One of my critique partners just finished Prayer and Prey today. It's the first time anyone has read all the way through, and considering I wrote the entire thing in a month, and have done very little revision on it yet, I'm happy with his comments. He thinks it is the best book I've written, which surprises me. Unfortunately - or perhaps fortunately - he hates the ending. I originally wrote Prayer and Prey as a short story, but it grew bigger than a short story had any right to be, so I decided it needed to be a novel.
The writing a book in a month idea was daunting, but because I had the outline of the short story already there, I thought I could use that as kind of a map. It didn't quite work that way, but it did help. But the ending is kind of a cop out. I only got this guy's comments this morning, but already I have an excellent idea of a new ending which will be a lot less tragic and overblown. It will also give one of my minor characters, a thirteen-year-old farmhand who wanted to hijack the novel for a while during the writing phase, more of a part.
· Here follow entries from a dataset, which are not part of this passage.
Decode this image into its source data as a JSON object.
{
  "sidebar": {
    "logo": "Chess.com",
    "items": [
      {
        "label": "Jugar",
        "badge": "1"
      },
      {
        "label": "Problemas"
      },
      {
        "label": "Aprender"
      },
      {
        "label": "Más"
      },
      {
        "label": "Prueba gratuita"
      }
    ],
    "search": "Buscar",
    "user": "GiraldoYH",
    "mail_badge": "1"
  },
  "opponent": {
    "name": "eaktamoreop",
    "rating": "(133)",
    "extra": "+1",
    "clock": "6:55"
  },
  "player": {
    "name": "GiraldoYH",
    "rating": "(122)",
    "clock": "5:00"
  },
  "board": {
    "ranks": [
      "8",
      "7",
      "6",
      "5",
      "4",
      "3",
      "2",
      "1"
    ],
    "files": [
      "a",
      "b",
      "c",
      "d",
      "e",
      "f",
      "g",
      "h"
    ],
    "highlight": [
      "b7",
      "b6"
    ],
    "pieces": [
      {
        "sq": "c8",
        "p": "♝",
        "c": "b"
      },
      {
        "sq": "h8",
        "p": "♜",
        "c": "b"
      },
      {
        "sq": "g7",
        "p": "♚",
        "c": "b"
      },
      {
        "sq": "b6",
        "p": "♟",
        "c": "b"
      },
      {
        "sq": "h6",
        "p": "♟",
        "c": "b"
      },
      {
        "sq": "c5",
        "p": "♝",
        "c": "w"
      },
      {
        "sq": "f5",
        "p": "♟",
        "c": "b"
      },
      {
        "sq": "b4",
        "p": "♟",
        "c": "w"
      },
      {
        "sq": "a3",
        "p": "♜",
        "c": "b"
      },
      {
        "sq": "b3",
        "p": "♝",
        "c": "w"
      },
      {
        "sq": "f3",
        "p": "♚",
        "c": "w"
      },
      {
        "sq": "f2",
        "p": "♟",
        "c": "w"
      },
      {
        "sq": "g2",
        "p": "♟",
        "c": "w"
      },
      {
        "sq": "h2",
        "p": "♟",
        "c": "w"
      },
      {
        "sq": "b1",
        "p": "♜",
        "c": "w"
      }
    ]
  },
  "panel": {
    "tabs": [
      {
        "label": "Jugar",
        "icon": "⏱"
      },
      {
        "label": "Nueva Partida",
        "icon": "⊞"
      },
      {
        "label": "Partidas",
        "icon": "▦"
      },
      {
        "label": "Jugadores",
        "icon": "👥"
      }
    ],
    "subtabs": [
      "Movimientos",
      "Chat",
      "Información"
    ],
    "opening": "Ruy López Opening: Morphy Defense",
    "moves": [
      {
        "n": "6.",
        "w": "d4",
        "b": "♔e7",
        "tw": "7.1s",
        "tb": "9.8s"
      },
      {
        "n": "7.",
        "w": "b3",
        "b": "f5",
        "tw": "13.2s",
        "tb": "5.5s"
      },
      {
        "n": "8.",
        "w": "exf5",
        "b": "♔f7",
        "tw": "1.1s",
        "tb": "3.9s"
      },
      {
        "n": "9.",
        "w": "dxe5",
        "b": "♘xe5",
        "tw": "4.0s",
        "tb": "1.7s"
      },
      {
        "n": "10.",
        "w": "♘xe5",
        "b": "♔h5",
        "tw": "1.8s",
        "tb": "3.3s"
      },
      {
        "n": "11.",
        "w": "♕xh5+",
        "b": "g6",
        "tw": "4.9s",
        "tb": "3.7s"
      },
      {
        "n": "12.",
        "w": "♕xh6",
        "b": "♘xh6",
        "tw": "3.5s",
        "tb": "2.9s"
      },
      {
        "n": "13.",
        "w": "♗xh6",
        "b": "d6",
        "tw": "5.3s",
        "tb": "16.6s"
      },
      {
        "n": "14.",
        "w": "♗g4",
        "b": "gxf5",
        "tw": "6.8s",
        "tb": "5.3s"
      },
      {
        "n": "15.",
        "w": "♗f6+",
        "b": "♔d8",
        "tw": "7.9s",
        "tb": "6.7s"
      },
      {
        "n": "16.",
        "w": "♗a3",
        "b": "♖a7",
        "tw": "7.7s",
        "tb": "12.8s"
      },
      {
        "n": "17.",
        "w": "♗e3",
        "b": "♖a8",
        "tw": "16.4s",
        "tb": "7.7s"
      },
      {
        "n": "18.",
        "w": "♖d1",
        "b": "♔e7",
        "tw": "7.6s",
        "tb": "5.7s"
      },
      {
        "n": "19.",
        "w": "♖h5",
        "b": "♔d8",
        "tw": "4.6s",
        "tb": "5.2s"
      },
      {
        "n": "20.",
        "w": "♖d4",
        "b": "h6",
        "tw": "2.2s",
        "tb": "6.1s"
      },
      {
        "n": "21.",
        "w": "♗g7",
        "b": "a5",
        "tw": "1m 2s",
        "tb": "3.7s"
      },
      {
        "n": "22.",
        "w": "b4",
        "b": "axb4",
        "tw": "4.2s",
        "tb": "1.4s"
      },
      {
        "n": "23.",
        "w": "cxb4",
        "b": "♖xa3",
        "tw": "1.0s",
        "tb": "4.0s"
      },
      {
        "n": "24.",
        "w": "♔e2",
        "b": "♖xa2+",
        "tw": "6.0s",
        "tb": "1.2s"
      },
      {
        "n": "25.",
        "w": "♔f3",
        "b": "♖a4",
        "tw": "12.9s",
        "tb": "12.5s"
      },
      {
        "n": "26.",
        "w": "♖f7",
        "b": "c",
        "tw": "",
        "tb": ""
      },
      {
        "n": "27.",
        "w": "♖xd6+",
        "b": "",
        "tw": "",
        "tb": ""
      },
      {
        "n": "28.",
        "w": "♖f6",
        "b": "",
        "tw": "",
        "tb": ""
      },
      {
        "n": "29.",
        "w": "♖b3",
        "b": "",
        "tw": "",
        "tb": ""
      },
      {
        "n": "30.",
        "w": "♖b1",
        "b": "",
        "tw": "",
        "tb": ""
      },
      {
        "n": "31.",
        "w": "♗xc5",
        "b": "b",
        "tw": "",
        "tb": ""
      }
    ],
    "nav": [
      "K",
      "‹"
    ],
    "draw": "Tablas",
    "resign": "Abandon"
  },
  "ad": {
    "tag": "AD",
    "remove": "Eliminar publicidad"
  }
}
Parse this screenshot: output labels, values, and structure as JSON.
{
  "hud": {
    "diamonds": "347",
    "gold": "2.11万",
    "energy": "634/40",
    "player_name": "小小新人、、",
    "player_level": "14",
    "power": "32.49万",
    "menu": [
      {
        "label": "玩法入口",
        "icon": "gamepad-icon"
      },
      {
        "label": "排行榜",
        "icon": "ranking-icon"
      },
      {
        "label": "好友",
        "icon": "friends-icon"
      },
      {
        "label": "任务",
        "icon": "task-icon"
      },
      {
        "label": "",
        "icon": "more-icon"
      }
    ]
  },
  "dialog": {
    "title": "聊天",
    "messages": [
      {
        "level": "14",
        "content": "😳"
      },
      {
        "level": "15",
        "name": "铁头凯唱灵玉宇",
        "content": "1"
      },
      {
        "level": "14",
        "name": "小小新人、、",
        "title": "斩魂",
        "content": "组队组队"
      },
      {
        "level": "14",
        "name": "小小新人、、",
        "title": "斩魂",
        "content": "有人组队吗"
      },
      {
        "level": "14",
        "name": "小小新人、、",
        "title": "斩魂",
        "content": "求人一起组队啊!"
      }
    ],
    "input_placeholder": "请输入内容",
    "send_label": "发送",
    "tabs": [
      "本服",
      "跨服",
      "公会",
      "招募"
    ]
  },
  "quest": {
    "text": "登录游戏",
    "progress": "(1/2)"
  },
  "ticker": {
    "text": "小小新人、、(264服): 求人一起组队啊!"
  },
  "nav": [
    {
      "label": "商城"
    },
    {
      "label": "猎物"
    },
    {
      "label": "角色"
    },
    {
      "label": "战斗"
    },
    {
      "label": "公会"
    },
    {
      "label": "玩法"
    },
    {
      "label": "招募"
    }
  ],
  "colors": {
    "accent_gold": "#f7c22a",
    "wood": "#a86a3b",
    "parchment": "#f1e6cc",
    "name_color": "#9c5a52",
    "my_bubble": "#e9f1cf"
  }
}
All in all, given I need to add about 15-20K to the novel to make it a more acceptable length for an adult novel, this feedback has been perfect. I can take my time with the ending and a lot less blood will be shed. And Ben will finally be given the breathing room he really wanted. I'm looking forward to exploring his relationship with his father.
This is an example of where critique groups are so incredibly valuable. Without my friend's comments, I would probably not have realized how crappy the ending really was. Or if I had, I may not have figured out what I needed to do to fix it. Now I do, and I'm excited to jump back into this book and try to find the right fates for all my characters.